He and I broke up in June, so while I'm trying to be considerate of his feelings, at the same time he is not the one who gets to make the final decision no matter how mean or intimidating he tries to be (at moments).

When I e mailed him a couple of days ago saying that my family doesn't want me to make a final decision yet and I agree with them, he wrote back saying he couldn't handle this and stop putting us both through a roller coaster and then he texted me later saying he was worried about me. I couldn't help but think is he truly worried about me or worried I won't agree to adoption. Sometimes I wish I didn't even tell him about the pregnancy even though I know it is very wrong to think that way. He wants to be in the room with me when I deliver but now I'm scared to have him there (this whole pregnancy has been very scary for me!).

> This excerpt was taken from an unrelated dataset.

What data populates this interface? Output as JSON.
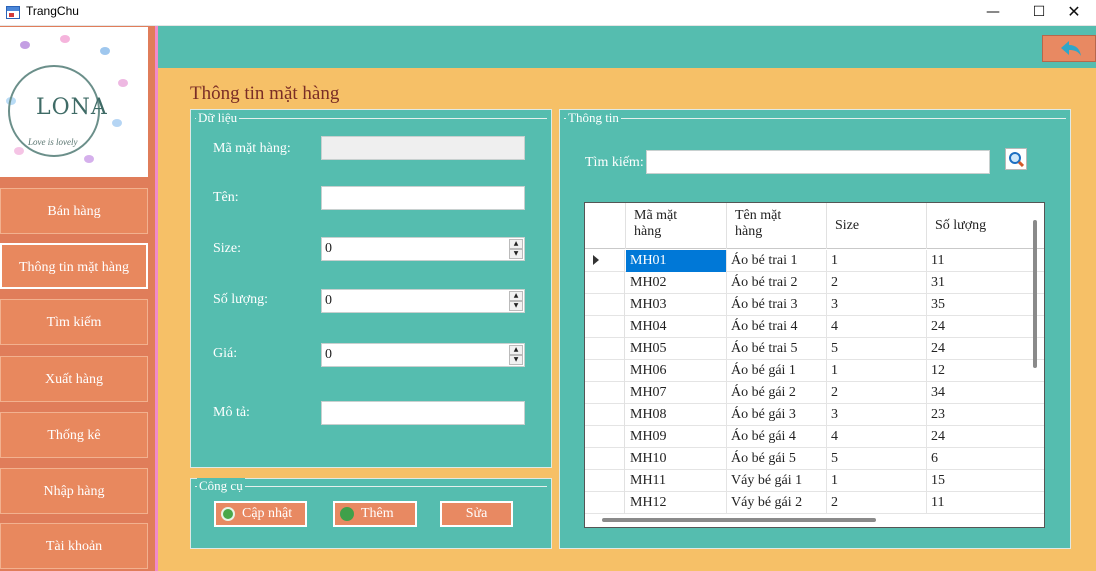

My finances aren't that horrible even though I am not finished with school; I am taking a tax course and will be CTEC certified by december so during tax season (Jan-April) I will be making $30-$50 an hour depending on the number of clients I have that day and my family is willing to help me out until I finish school and probably will help with childcare even after that (I have a lot of support from extended family too...step mom, stepsisters <all with kids and 2 of them don't work>) so I probably won't even need government assistance.

At this point, I don't want to make any specific decisions or plans for keeping or placing my baby until I give birth and then see how I feel. Some people had said that's too late to decide but I disagree.